Monday, April 09, 2012

2012 books, #31-34

The drop, by Michael Connelly. London: Orion, 2011.

Another Harry Bosch book, and another excellent read.  Bosch has two cases to investigate; one is his Open-Unsolved work - DNA found on a victim is found to be that of a convicted paedophile; but the man was only 8 years old at the time of the murder.  The other case is the apparent suicide of a councillor's son; unfortunately that councillor is Irvin Irving, Harry's nemesis and himself a former senior policeman.  Office politics and some of the darker parts of the history of the Los Angeles Police Department come to the fore, and Bosch risks losing both a good friend and his shift partner while trying to solve both cases.  This was pretty unputdownable; Connelly's consistency is amazing.

Blood hunt, by Ian Rankin writing as Jack Harvey [audiobook]. Read by Christian Rodska. Bath: Chivers, [1995].

Gordon Reeve is a survival expert in the Scottish Highlands, with an SAS past.  Then his journalist brother dies in San Diego, and when Reeve starts to disbelieve the official theory of suicide and investigate the matter, someone starts trying to kill him too.  The action criss-crosses back between Scotland and California, as Reeve goes on the run and tries to shelter his family.  There's a fair amount of gore in this book, and Reeve is seriously out of control at times, which makes for uncomfortable reading.  I think I'd probably have given up on this one before the end if it hadn't been superbly read by Rodska, who slips in and out of Scottish, English and American accents in a convincing way.

They also raise chickens, by Martin Parker. Kindle edition, 2011.

This is a very strange book.  It dots between 1918, 1962 and 1988, sometimes slightly confusingly.  The title comes from a quote by Antoine de Saint-Exupery in The little prince:  "Men", said the fox. "They have guns and they hunt. It is very disturbing. They also raise chickens.

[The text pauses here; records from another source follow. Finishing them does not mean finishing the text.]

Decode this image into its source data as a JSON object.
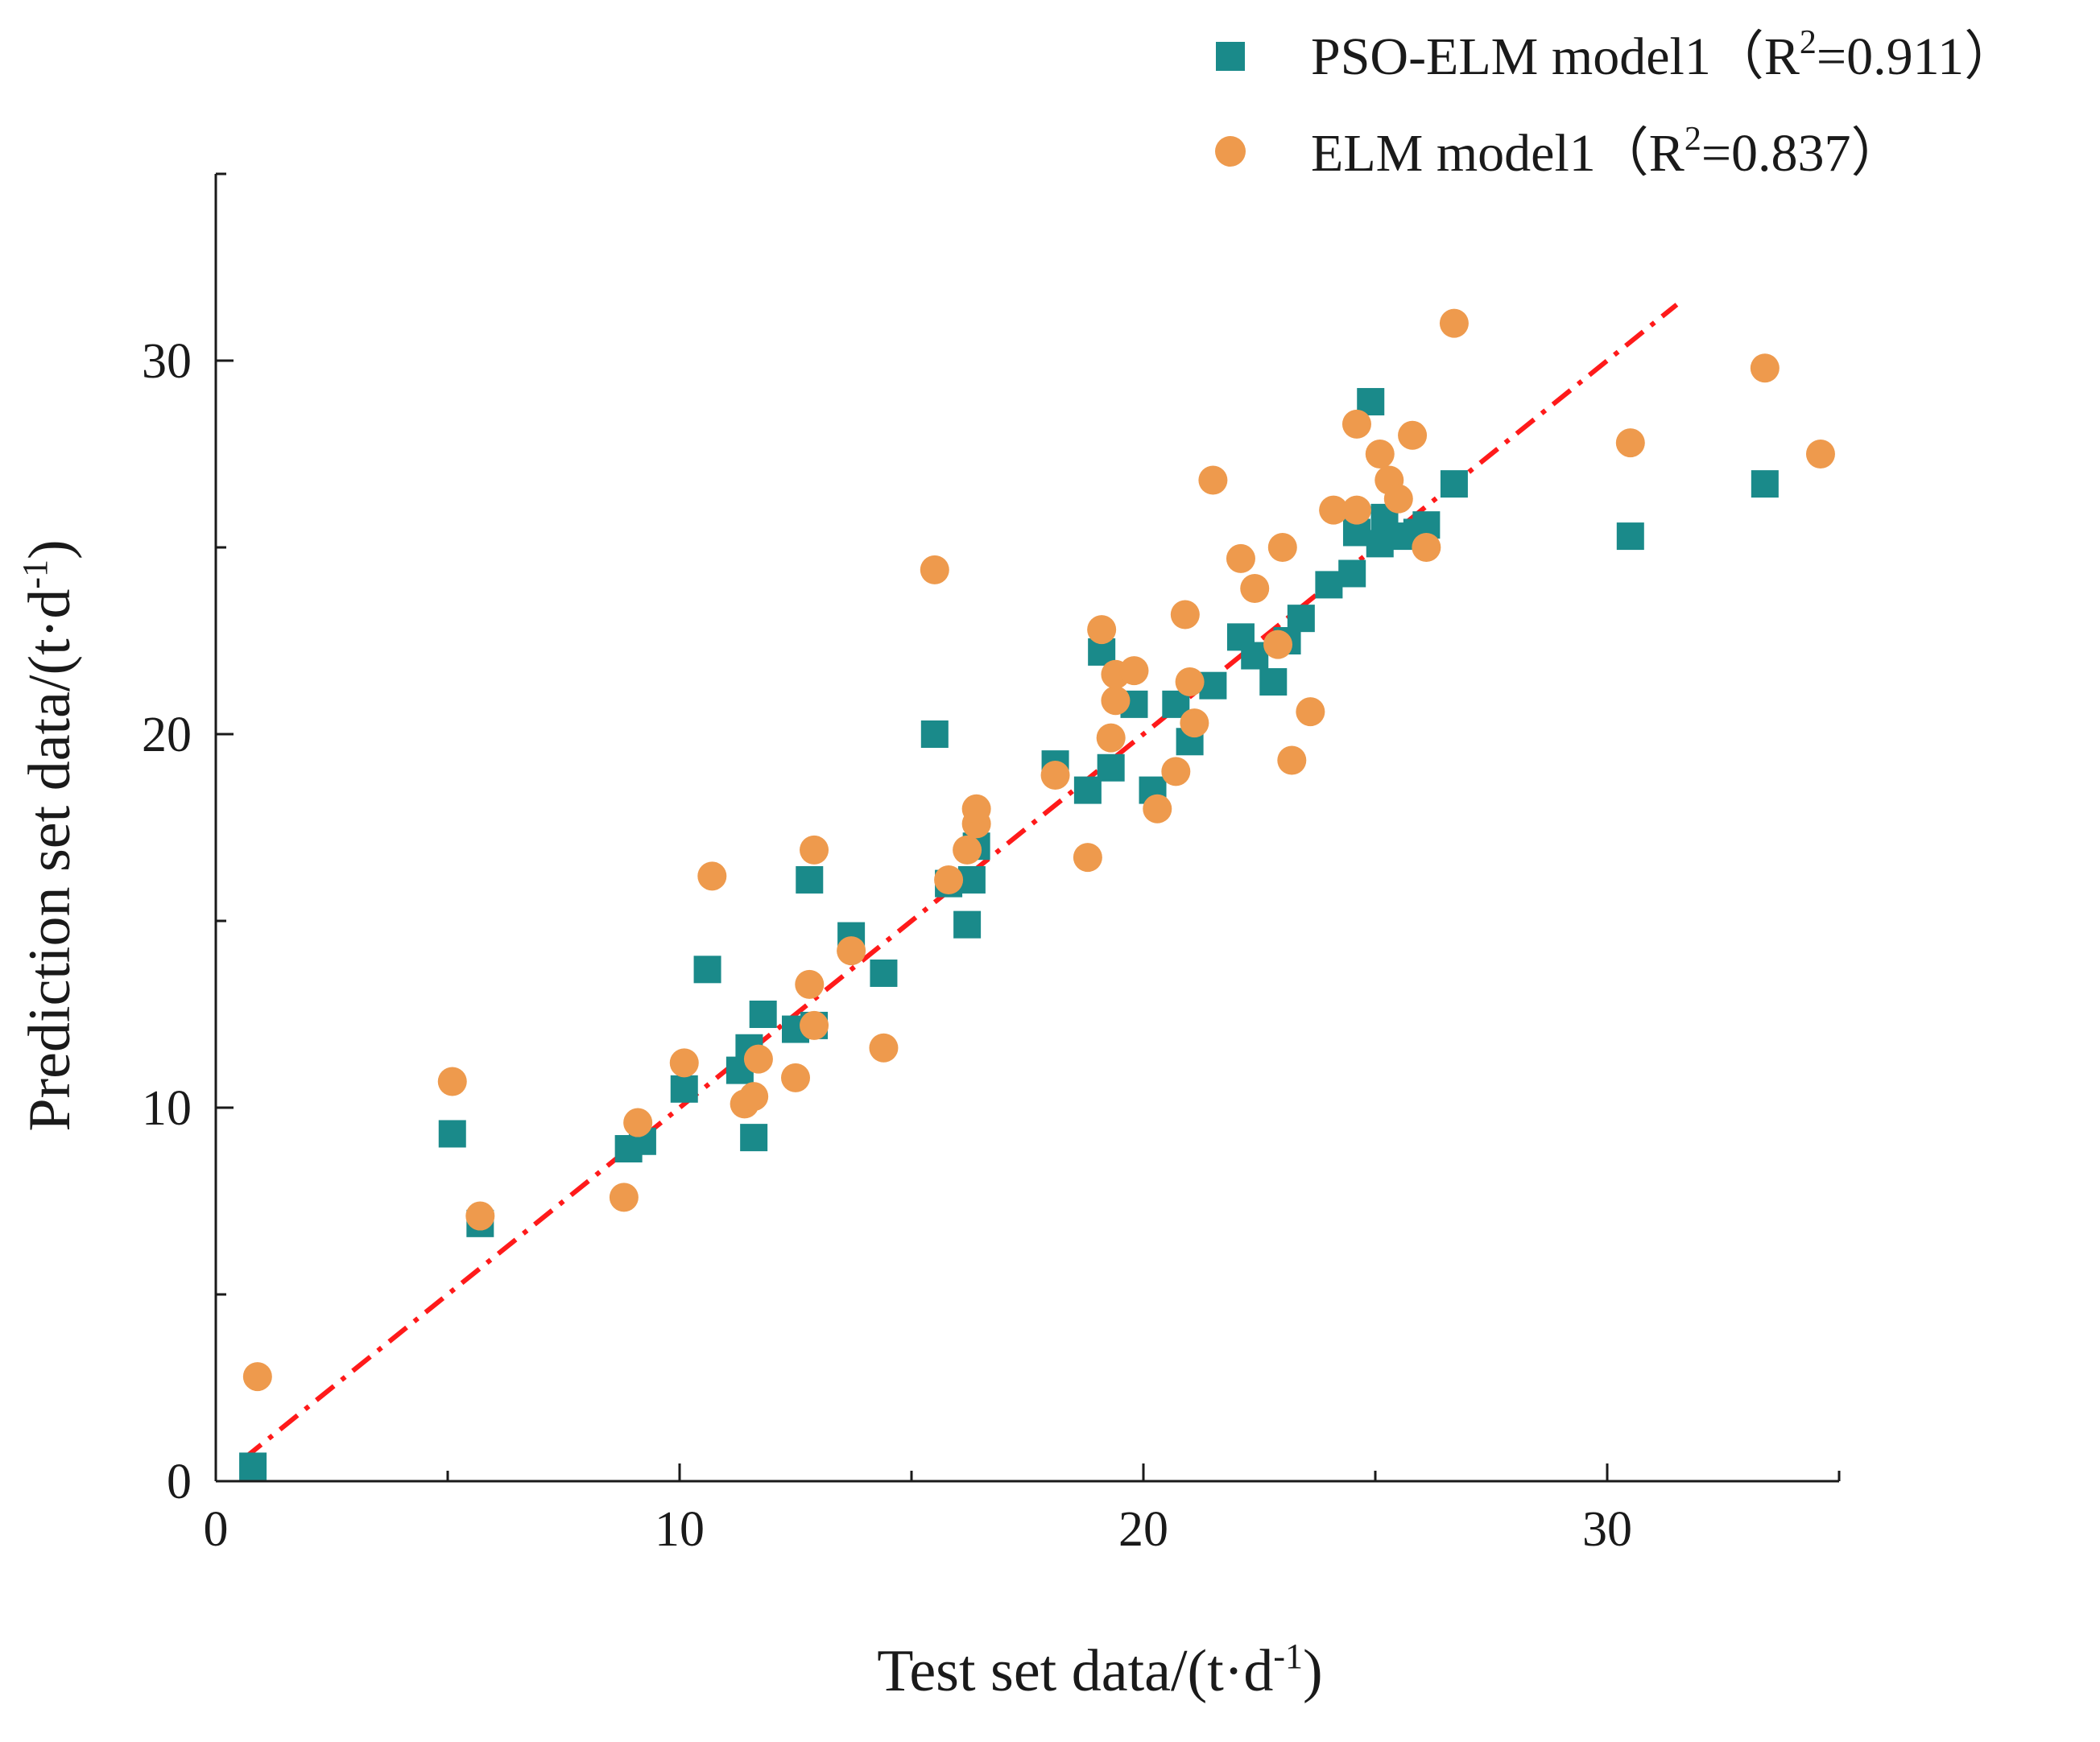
{
  "chart_data": {
    "type": "scatter",
    "title": "",
    "xlabel": "Test set data/(t·d",
    "xlabel_sup": "-1",
    "xlabel_tail": ")",
    "ylabel": "Prediction set data/(t·d",
    "ylabel_sup": "-1",
    "ylabel_tail": ")",
    "xlim": [
      0,
      35
    ],
    "ylim": [
      0,
      35
    ],
    "xticks": [
      0,
      10,
      20,
      30
    ],
    "yticks": [
      0,
      10,
      20,
      30
    ],
    "grid": false,
    "legend_position": "top-right",
    "series": [
      {
        "name": "PSO-ELM model1",
        "legend_prefix": "PSO-ELM model1（R",
        "legend_sup": "2",
        "legend_suffix": "=0.911）",
        "marker": "square",
        "color": "#1a8a8a",
        "points": [
          [
            0.8,
            0.4
          ],
          [
            5.1,
            9.3
          ],
          [
            5.7,
            6.9
          ],
          [
            8.9,
            8.9
          ],
          [
            9.2,
            9.1
          ],
          [
            10.1,
            10.5
          ],
          [
            10.6,
            13.7
          ],
          [
            11.3,
            11.0
          ],
          [
            11.5,
            11.6
          ],
          [
            11.6,
            9.2
          ],
          [
            11.8,
            12.5
          ],
          [
            12.5,
            12.1
          ],
          [
            12.8,
            16.1
          ],
          [
            12.9,
            12.2
          ],
          [
            13.7,
            14.6
          ],
          [
            14.4,
            13.6
          ],
          [
            15.5,
            20.0
          ],
          [
            15.8,
            16.0
          ],
          [
            16.2,
            14.9
          ],
          [
            16.3,
            16.1
          ],
          [
            16.4,
            17.0
          ],
          [
            18.1,
            19.2
          ],
          [
            18.8,
            18.5
          ],
          [
            19.1,
            22.2
          ],
          [
            19.3,
            19.1
          ],
          [
            19.8,
            20.8
          ],
          [
            20.2,
            18.5
          ],
          [
            20.7,
            20.8
          ],
          [
            21.0,
            19.8
          ],
          [
            21.5,
            21.3
          ],
          [
            22.1,
            22.6
          ],
          [
            22.4,
            22.1
          ],
          [
            22.8,
            21.4
          ],
          [
            23.1,
            22.5
          ],
          [
            23.4,
            23.1
          ],
          [
            24.0,
            24.0
          ],
          [
            24.5,
            24.3
          ],
          [
            24.6,
            25.4
          ],
          [
            24.9,
            28.9
          ],
          [
            25.1,
            25.1
          ],
          [
            25.2,
            25.8
          ],
          [
            25.5,
            25.3
          ],
          [
            25.9,
            25.4
          ],
          [
            26.1,
            25.6
          ],
          [
            26.7,
            26.7
          ],
          [
            30.5,
            25.3
          ],
          [
            33.4,
            26.7
          ]
        ]
      },
      {
        "name": "ELM model1",
        "legend_prefix": "ELM model1（R",
        "legend_sup": "2",
        "legend_suffix": "=0.837）",
        "marker": "circle",
        "color": "#ee9a4d",
        "points": [
          [
            0.9,
            2.8
          ],
          [
            5.1,
            10.7
          ],
          [
            5.7,
            7.1
          ],
          [
            8.8,
            7.6
          ],
          [
            9.1,
            9.6
          ],
          [
            10.1,
            11.2
          ],
          [
            10.7,
            16.2
          ],
          [
            11.4,
            10.1
          ],
          [
            11.6,
            10.3
          ],
          [
            11.7,
            11.3
          ],
          [
            12.5,
            10.8
          ],
          [
            12.8,
            13.3
          ],
          [
            12.9,
            16.9
          ],
          [
            12.9,
            12.2
          ],
          [
            13.7,
            14.2
          ],
          [
            14.4,
            11.6
          ],
          [
            15.5,
            24.4
          ],
          [
            15.8,
            16.1
          ],
          [
            16.2,
            16.9
          ],
          [
            16.4,
            17.6
          ],
          [
            16.4,
            18.0
          ],
          [
            18.1,
            18.9
          ],
          [
            18.8,
            16.7
          ],
          [
            19.1,
            22.8
          ],
          [
            19.3,
            19.9
          ],
          [
            19.4,
            20.9
          ],
          [
            19.4,
            21.6
          ],
          [
            19.8,
            21.7
          ],
          [
            20.3,
            18.0
          ],
          [
            20.7,
            19.0
          ],
          [
            20.9,
            23.2
          ],
          [
            21.0,
            21.4
          ],
          [
            21.1,
            20.3
          ],
          [
            21.5,
            26.8
          ],
          [
            22.1,
            24.7
          ],
          [
            22.4,
            23.9
          ],
          [
            22.9,
            22.4
          ],
          [
            23.0,
            25.0
          ],
          [
            23.2,
            19.3
          ],
          [
            23.6,
            20.6
          ],
          [
            24.1,
            26.0
          ],
          [
            24.6,
            26.0
          ],
          [
            24.6,
            28.3
          ],
          [
            25.1,
            27.5
          ],
          [
            25.3,
            26.8
          ],
          [
            25.5,
            26.3
          ],
          [
            25.8,
            28.0
          ],
          [
            26.1,
            25.0
          ],
          [
            26.7,
            31.0
          ],
          [
            30.5,
            27.8
          ],
          [
            33.4,
            29.8
          ],
          [
            34.6,
            27.5
          ]
        ]
      }
    ],
    "fit_line": {
      "style": "dash-dot",
      "color": "#ff1a1a",
      "from": [
        0.6,
        0.6
      ],
      "to": [
        31.5,
        31.5
      ]
    }
  }
}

These are their only interests."  Two series of murders in the same small town, normally a tranquil place, alert both Harry Dangerfield (then a police sergeant, now an inspector) and his ex-wife Susan (now chief editor of the local paper).  Surely there must be a connection between the two groups of killings, despite the 1962 sequence having been closed after the suicide of a local policeman?  Dangerfield has never really subscribed to this theory, and the repeated rumours of the presence of a WWI soldier in the area enhances his suspicions.  The tone of the book is quite jokey in parts which doesn't really fit with the crimes being committed.  Patchy, but good fun in general.

Tom-all-alone's, by Lynn Shepherd. Kindle edition, 2012.

A new detective novel set among the characters of Dickens's Bleak house (published as The solitary house in the US); but you don't need to have read your Dickens recently (or at all, probably) to enjoy this for its own sake.  Shepherd captures the squalor and degradation of 1850s London, and the lack of law or order in the poor neighbourhoods (it's amusing to find with hindsight that these are Seven Dials and the Strand). The omniscient narrator is able to draw sly 21st-century parallels; this sometimes works very well, and sometimes breaks into the narrative in a disruptive way. The main character, Charles Maddox, is hired by the lawyer Tulkinghorn to investigate a case of anonymous letter-writing, but all is now what it seems with the assignment.  There is also a parallel narration by Hester, as there is by Esther in the original novel; but again, there is a much more sinister story behind this.  Shepherd is able to deal with even more disturbing themes than Dickens was, and Charles's investigations strip away the veneer of respectability to uncover some chambers of horrors.